Different compilers, the same compiler on different architectures or operating systems, etc., will all layout structs differently.
As the file format you want to read is defined in terms of which bytes go where, a struct, although it looks very convenient and tempting, isn't the right solution. You need to treat the file as a char[] and pull out the bytes you need and shift them in order to make numbers composed of multiple bytes, etc.
The solution is compiler-specific, but for instance in GCC, you can force it to pack the structure more tightly by appending __attribute__((packed)) to the definition. See http://gcc.gnu.org/onlinedocs/gcc-3.2.3/gcc/Type-Attributes.html.
It's been a while since I worked with zip-compressed files, but I do remember the practice of adding my own padding to hit the 4-byte alignment rules of PowerPC arch.

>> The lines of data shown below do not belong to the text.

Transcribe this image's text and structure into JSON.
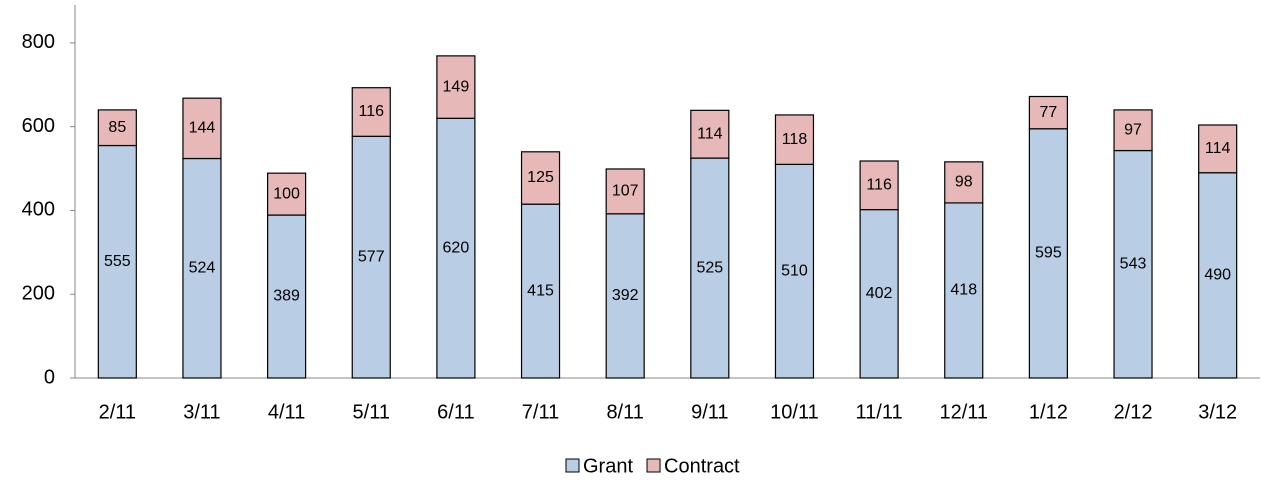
{
  "chart_data": {
    "type": "stacked_bar",
    "categories": [
      "2/11",
      "3/11",
      "4/11",
      "5/11",
      "6/11",
      "7/11",
      "8/11",
      "9/11",
      "10/11",
      "11/11",
      "12/11",
      "1/12",
      "2/12",
      "3/12"
    ],
    "series": [
      {
        "name": "Grant",
        "color": "#b9cde5",
        "values": [
          555,
          524,
          389,
          577,
          620,
          415,
          392,
          525,
          510,
          402,
          418,
          595,
          543,
          490
        ]
      },
      {
        "name": "Contract",
        "color": "#e6b9b8",
        "values": [
          85,
          144,
          100,
          116,
          149,
          125,
          107,
          114,
          118,
          116,
          98,
          77,
          97,
          114
        ]
      }
    ],
    "ylim": [
      0,
      900
    ],
    "yticks": [
      0,
      200,
      400,
      600,
      800
    ],
    "legend": "bottom"
  }
}
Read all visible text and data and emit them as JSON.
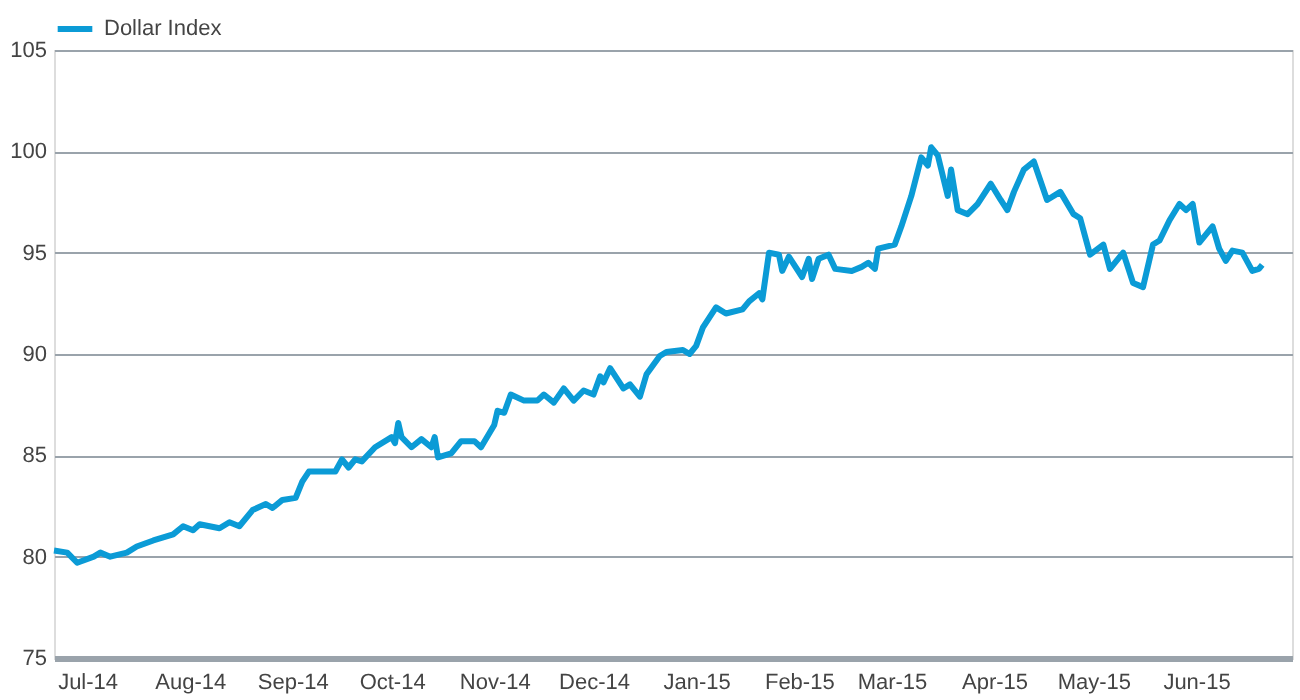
{
  "chart_data": {
    "type": "line",
    "x": [
      "2014-06-21",
      "2014-06-25",
      "2014-06-28",
      "2014-07-03",
      "2014-07-05",
      "2014-07-08",
      "2014-07-13",
      "2014-07-16",
      "2014-07-21",
      "2014-07-27",
      "2014-07-30",
      "2014-08-02",
      "2014-08-04",
      "2014-08-10",
      "2014-08-13",
      "2014-08-16",
      "2014-08-20",
      "2014-08-24",
      "2014-08-26",
      "2014-08-29",
      "2014-09-02",
      "2014-09-04",
      "2014-09-06",
      "2014-09-14",
      "2014-09-16",
      "2014-09-18",
      "2014-09-20",
      "2014-09-22",
      "2014-09-26",
      "2014-10-01",
      "2014-10-02",
      "2014-10-03",
      "2014-10-04",
      "2014-10-07",
      "2014-10-10",
      "2014-10-13",
      "2014-10-14",
      "2014-10-15",
      "2014-10-19",
      "2014-10-22",
      "2014-10-26",
      "2014-10-28",
      "2014-11-01",
      "2014-11-02",
      "2014-11-04",
      "2014-11-06",
      "2014-11-10",
      "2014-11-14",
      "2014-11-16",
      "2014-11-19",
      "2014-11-22",
      "2014-11-25",
      "2014-11-28",
      "2014-12-01",
      "2014-12-03",
      "2014-12-04",
      "2014-12-06",
      "2014-12-10",
      "2014-12-12",
      "2014-12-15",
      "2014-12-17",
      "2014-12-21",
      "2014-12-23",
      "2014-12-28",
      "2014-12-30",
      "2015-01-01",
      "2015-01-03",
      "2015-01-07",
      "2015-01-10",
      "2015-01-15",
      "2015-01-17",
      "2015-01-20",
      "2015-01-21",
      "2015-01-23",
      "2015-01-26",
      "2015-01-27",
      "2015-01-29",
      "2015-02-02",
      "2015-02-04",
      "2015-02-05",
      "2015-02-07",
      "2015-02-10",
      "2015-02-12",
      "2015-02-17",
      "2015-02-20",
      "2015-02-22",
      "2015-02-24",
      "2015-02-25",
      "2015-03-02",
      "2015-03-04",
      "2015-03-07",
      "2015-03-10",
      "2015-03-12",
      "2015-03-13",
      "2015-03-15",
      "2015-03-18",
      "2015-03-19",
      "2015-03-21",
      "2015-03-24",
      "2015-03-27",
      "2015-03-31",
      "2015-04-03",
      "2015-04-05",
      "2015-04-07",
      "2015-04-10",
      "2015-04-13",
      "2015-04-17",
      "2015-04-21",
      "2015-04-25",
      "2015-04-27",
      "2015-04-30",
      "2015-05-04",
      "2015-05-06",
      "2015-05-10",
      "2015-05-13",
      "2015-05-16",
      "2015-05-19",
      "2015-05-21",
      "2015-05-24",
      "2015-05-27",
      "2015-05-29",
      "2015-05-31",
      "2015-06-02",
      "2015-06-06",
      "2015-06-08",
      "2015-06-10",
      "2015-06-12",
      "2015-06-15",
      "2015-06-18",
      "2015-06-20",
      "2015-06-21"
    ],
    "series": [
      {
        "name": "Dollar Index",
        "color": "#0b9bd6",
        "values": [
          80.3,
          80.2,
          79.7,
          80.0,
          80.2,
          80.0,
          80.2,
          80.5,
          80.8,
          81.1,
          81.5,
          81.3,
          81.6,
          81.4,
          81.7,
          81.5,
          82.3,
          82.6,
          82.4,
          82.8,
          82.9,
          83.7,
          84.2,
          84.2,
          84.8,
          84.4,
          84.8,
          84.7,
          85.4,
          85.9,
          85.6,
          86.6,
          85.9,
          85.4,
          85.8,
          85.4,
          85.9,
          84.9,
          85.1,
          85.7,
          85.7,
          85.4,
          86.5,
          87.2,
          87.1,
          88.0,
          87.7,
          87.7,
          88.0,
          87.6,
          88.3,
          87.7,
          88.2,
          88.0,
          88.9,
          88.6,
          89.3,
          88.3,
          88.5,
          87.9,
          89.0,
          89.9,
          90.1,
          90.2,
          90.0,
          90.4,
          91.3,
          92.3,
          92.0,
          92.2,
          92.6,
          93.0,
          92.7,
          95.0,
          94.9,
          94.1,
          94.8,
          93.8,
          94.7,
          93.7,
          94.7,
          94.9,
          94.2,
          94.1,
          94.3,
          94.5,
          94.2,
          95.2,
          95.4,
          96.3,
          97.8,
          99.7,
          99.3,
          100.2,
          99.8,
          97.8,
          99.1,
          97.1,
          96.9,
          97.4,
          98.4,
          97.6,
          97.1,
          98.0,
          99.1,
          99.5,
          97.6,
          98.0,
          96.9,
          96.7,
          94.9,
          95.4,
          94.2,
          95.0,
          93.5,
          93.3,
          95.4,
          95.6,
          96.6,
          97.4,
          97.1,
          97.4,
          95.5,
          96.3,
          95.2,
          94.6,
          95.1,
          95.0,
          94.1,
          94.2,
          94.4
        ]
      }
    ],
    "xlim": [
      "2014-06-21",
      "2015-06-30"
    ],
    "xticks": [
      {
        "value": "2014-07-01",
        "label": "Jul-14"
      },
      {
        "value": "2014-08-01",
        "label": "Aug-14"
      },
      {
        "value": "2014-09-01",
        "label": "Sep-14"
      },
      {
        "value": "2014-10-01",
        "label": "Oct-14"
      },
      {
        "value": "2014-11-01",
        "label": "Nov-14"
      },
      {
        "value": "2014-12-01",
        "label": "Dec-14"
      },
      {
        "value": "2015-01-01",
        "label": "Jan-15"
      },
      {
        "value": "2015-02-01",
        "label": "Feb-15"
      },
      {
        "value": "2015-03-01",
        "label": "Mar-15"
      },
      {
        "value": "2015-04-01",
        "label": "Apr-15"
      },
      {
        "value": "2015-05-01",
        "label": "May-15"
      },
      {
        "value": "2015-06-01",
        "label": "Jun-15"
      }
    ],
    "ylim": [
      75,
      105
    ],
    "yticks": [
      75,
      80,
      85,
      90,
      95,
      100,
      105
    ],
    "grid": "y",
    "legend": "top left",
    "marker": "none",
    "line_style": "solid"
  }
}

At best you simply need to define each element of your struct to the size of the piece of data you want to read in. Don't just use 'int' as that may be platform/compiler defined to various sizes.
Do something like this in a header:
typedef unsigned long unsigned32;
typedef unsigned short unsigned16;
typedef unsigned char unsigned8;
typedef unsigned char byte;
Then instead of just int use an unsigned32 where you have a known 4-byte vaule. And unsigned16 for any known 2-byte values.
This will help you see where you can add padding bytes to hit 4-byte alignment, or where you can group 2, 2-byte elements to make up a 4-byte alignment.
Ideally you can use a minimum of padding bytes (which can be used to add additional data later as your expand the program) or none at all if you can align everything to 4-byte boundaries with variable-length data at the end.
Also, the name and extra_field will not contain any meaningful data, most likely. At least not between runs of the program, since these are pointers.